You are viewing a plain text version of this content. The canonical link for it is here.
Posted to users@spamassassin.apache.org by Munroe Sollog <so...@digiraticonsulting.com> on 2012/01/22 22:49:18 UTC

Identifying actual performance on rules

I am trying to locate reason for performance spikes.  I have read the various wiki pages, and they suggest solutions but not a way to identify the bottleneck.  Is there way to increase logging so that I can begin to identify or rule out the actual performance bottlenecks?


Munroe Sollog
Digirati Consulting
sollog@digiraticonsulting.com
(610) 332-7234 x805


Re: Identifying actual performance on rules

Posted by John Hardin <jh...@impsec.org>.
On Tue, 24 Jan 2012, Karsten Bräckelmann wrote:

> On Mon, 2012-01-23 at 08:03 -0800, John Hardin wrote:
>> On Sun, 22 Jan 2012, Munroe Sollog wrote:
>>
>>> I am trying to locate reason for performance spikes.  I have read the
>>> various wiki pages, and they suggest solutions but not a way to identify
>>> the bottleneck.  Is there way to increase logging so that I can begin to
>>> identify or rule out the actual performance bottlenecks?
>
> Using debugging as mentioned by John will definitely be helpful to
> pinpoint a specific sub-system or rule causing higher load. However,
> this pretty much requires sample messages causing the load -- basically
> implied by running the stand-alone 'spamassassin' script.
>
> Enabling debug mode on a production system should be done with care and
> while closely monitoring the system -- it will result in GOBS of debug
> info being logged. Mentioning this, since I understand the OP to not yet
> have samples, but generally noticing "performance spikes".
>
> Thus, step one should be to find some samples causing an increased load,
> and then to investigate further.

Yes, very good point. Thanks for clarifying that, and apologies on my part 
for assuming you had problematic messages already identified.

SA should log per-message scan times to the system log. From that you 
should be able to determine a message recipient and message-ID for 
messages that take a long time to scan.

You may also be experiencing inbound traffic volume spikes that may be 
overloading your system.

So, if you can track when the processing spikes occur, two things to 
correlate are the number of messages you're processing at that time (you 
may have too many spamd children defined, or not enough memory - are you 
hitting swap?), and any specific messages received at that time that take 
an unusually long time to scan (they may be exercising weaknesses in the 
rules).

One other thing: what version of SA are you using?
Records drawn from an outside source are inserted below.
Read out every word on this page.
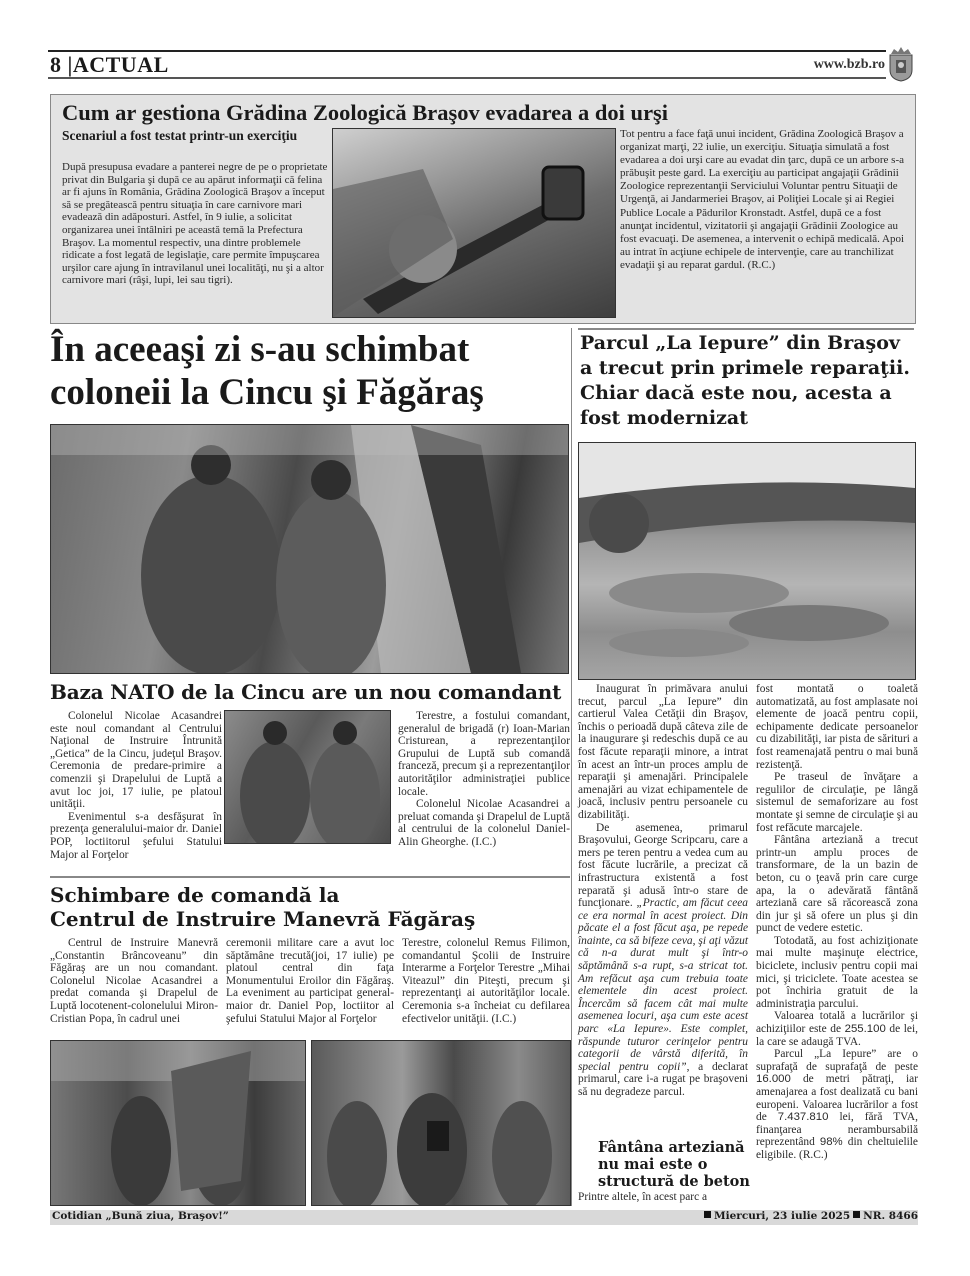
8 |ACTUAL	www.bzb.ro
Cum ar gestiona Grădina Zoologică Braşov evadarea a doi urşi
Scenariul a fost testat printr-un exerciţiu
După presupusa evadare a panterei negre de pe o proprietate privat din Bulgaria şi după ce au apărut informaţii că felina ar fi ajuns în România, Grădina Zoologică Braşov a început să se pregătească pentru situaţia în care carnivore mari evadează din adăposturi. Astfel, în 9 iulie, a solicitat organizarea unei întâlniri pe această temă la Prefectura Braşov. La momentul respectiv, una dintre problemele ridicate a fost legată de legislaţie, care permite împuşcarea urşilor care ajung în intravilanul unei localităţi, nu şi a altor carnivore mari (râşi, lupi, lei sau tigri).
Tot pentru a face faţă unui incident, Grădina Zoologică Braşov a organizat marţi, 22 iulie, un exerciţiu. Situaţia simulată a fost evadarea a doi urşi care au evadat din ţarc, după ce un arbore s-a prăbuşit peste gard. La exerciţiu au participat angajaţii Grădinii Zoologice reprezentanţii Serviciului Voluntar pentru Situaţii de Urgenţă, ai Jandarmeriei Braşov, ai Poliţiei Locale şi ai Regiei Publice Locale a Pădurilor Kronstadt. Astfel, după ce a fost anunţat incidentul, vizitatorii şi angajaţii Grădinii Zoologice au fost evacuaţi. De asemenea, a intervenit o echipă medicală. Apoi au intrat în acţiune echipele de intervenţie, care au tranchilizat evadaţii şi au reparat gardul. (R.C.)
În aceeaşi zi s-au schimbat coloneii la Cincu şi Făgăraş
Baza NATO de la Cincu are un nou comandant

Colonelul Nicolae Acasandrei este noul comandant al Centrului Naţional de Instruire Întrunită „Getica” de la Cincu, judeţul Braşov. Ceremonia de predare-primire a comenzii şi Drapelului de Luptă a avut loc joi, 17 iulie, pe platoul unităţii.

Evenimentul s-a desfăşurat în prezenţa generalului-maior dr. Daniel POP, loctiitorul şefului Statului Major al Forţelor

Terestre, a fostului comandant, generalul de brigadă (r) Ioan-Marian Cristurean, a reprezentanţilor Grupului de Luptă sub comandă franceză, precum şi a reprezentanţilor autorităţilor administraţiei publice locale.

Colonelul Nicolae Acasandrei a preluat comanda şi Drapelul de Luptă al centrului de la colonelul Daniel-Alin Gheorghe. (I.C.)

Schimbare de comandă la
Centrul de Instruire Manevră Făgăraş

Centrul de Instruire Manevră „Constantin Brâncoveanu” din Făgăraş are un nou comandant. Colonelul Nicolae Acasandrei a predat comanda şi Drapelul de Luptă locotenent-colonelului Miron-Cristian Popa, în cadrul unei

ceremonii militare care a avut loc săptămâne trecută(joi, 17 iulie) pe platoul central din faţa Monumentului Eroilor din Făgăraş. La eveniment au participat general-maior dr. Daniel Pop, loctiitor al şefului Statului Major al Forţelor

Terestre, colonelul Remus Filimon, comandantul Şcolii de Instruire Interarme a Forţelor Terestre „Mihai Viteazul” din Piteşti, precum şi reprezentanţi ai autorităţilor locale. Ceremonia s-a încheiat cu defilarea efectivelor unităţii. (I.C.)

Parcul „La Iepure” din Braşov a trecut prin primele reparaţii. Chiar dacă este nou, acesta a fost modernizat

Inaugurat în primăvara anului trecut, parcul „La Iepure” din cartierul Valea Cetăţii din Braşov, închis o perioadă după câteva zile de la inaugurare şi redeschis după ce au fost făcute reparaţii minore, a intrat în acest an într-un proces amplu de reparaţii şi amenajări. Principalele amenajări au vizat echipamentele de joacă, inclusiv pentru persoanele cu dizabilităţi.

De asemenea, primarul Braşovului, George Scripcaru, care a mers pe teren pentru a vedea cum au fost făcute lucrările, a precizat că infrastructura existentă a fost reparată şi adusă într-o stare de funcţionare. „Practic, am făcut ceea ce era normal în acest proiect. Din păcate el a fost făcut aşa, pe repede înainte, ca să bifeze ceva, şi aţi văzut că n-a durat mult şi într-o săptămână s-a rupt, s-a stricat tot. Am refăcut aşa cum trebuia toate elementele din acest proiect. Încercăm să facem cât mai multe asemenea locuri, aşa cum este acest parc «La Iepure». Este complet, răspunde tuturor cerinţelor pentru categorii de vârstă diferită, în special pentru copii”, a declarat primarul, care i-a rugat pe braşoveni să nu degradeze parcul.

Fântâna arteziană nu mai este o structură de beton

Printre altele, în acest parc a

fost montată o toaletă automatizată, au fost amplasate noi elemente de joacă pentru copii, echipamente dedicate persoanelor cu dizabilităţi, iar pista de sărituri a fost reamenajată pentru o mai bună rezistenţă.

Pe traseul de învăţare a regulilor de circulaţie, pe lângă sistemul de semaforizare au fost montate şi semne de circulaţie şi au fost refăcute marcajele.

Fântâna arteziană a trecut printr-un amplu proces de transformare, de la un bazin de beton, cu o ţeavă prin care curge apa, la o adevărată fântână arteziană care să răcorească zona din jur şi să ofere un plus şi din punct de vedere estetic.

Totodată, au fost achiziţionate mai multe maşinuţe electrice, biciclete, inclusiv pentru copii mai mici, şi triciclete. Toate acestea se pot închiria gratuit de la administraţia parcului.

Valoarea totală a lucrărilor şi achiziţiilor este de 255.100 de lei, la care se adaugă TVA.

Parcul „La Iepure” are o suprafaţă de suprafaţă de peste 16.000 de metri pătraţi, iar amenajarea a fost dealizată cu bani europeni. Valoarea lucrărilor a fost de 7.437.810 lei, fără TVA, finanţarea nerambursabilă reprezentând 98% din cheltuielile eligibile. (R.C.)

Cotidian „Bună ziua, Braşov!”	Miercuri, 23 iulie 2025 NR. 8466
Older versions have had 
rules that were known to perform poorly in certain situations and that 
have been fixed in newer versions.

-- 
  John Hardin KA7OHZ                    http://www.impsec.org/~jhardin/
  jhardin@impsec.org    FALaholic #11174     pgpk -a jhardin@impsec.org
  key: 0xB8732E79 -- 2D8C 34F4 6411 F507 136C  AF76 D822 E6E6 B873 2E79
-----------------------------------------------------------------------
   Vista is at best mildly annoying and at worst makes you want to
   rush to Redmond, Wash. and rip somebody's liver out.      -- Forbes
-----------------------------------------------------------------------
  Today: John Moses Browning's 157th Birthday

Re: Identifying actual performance on rules

Posted by Karsten Bräckelmann <gu...@rudersport.de>.
On Mon, 2012-01-23 at 08:03 -0800, John Hardin wrote:
> On Sun, 22 Jan 2012, Munroe Sollog wrote:
> 
> > I am trying to locate reason for performance spikes.  I have read the 
> > various wiki pages, and they suggest solutions but not a way to identify 
> > the bottleneck.  Is there way to increase logging so that I can begin to 
> > identify or rule out the actual performance bottlenecks?

Using debugging as mentioned by John will definitely be helpful to
pinpoint a specific sub-system or rule causing higher load. However,
this pretty much requires sample messages causing the load -- basically
implied by running the stand-alone 'spamassassin' script.

Enabling debug mode on a production system should be done with care and
while closely monitoring the system -- it will result in GOBS of debug
info being logged. Mentioning this, since I understand the OP to not yet
have samples, but generally noticing "performance spikes".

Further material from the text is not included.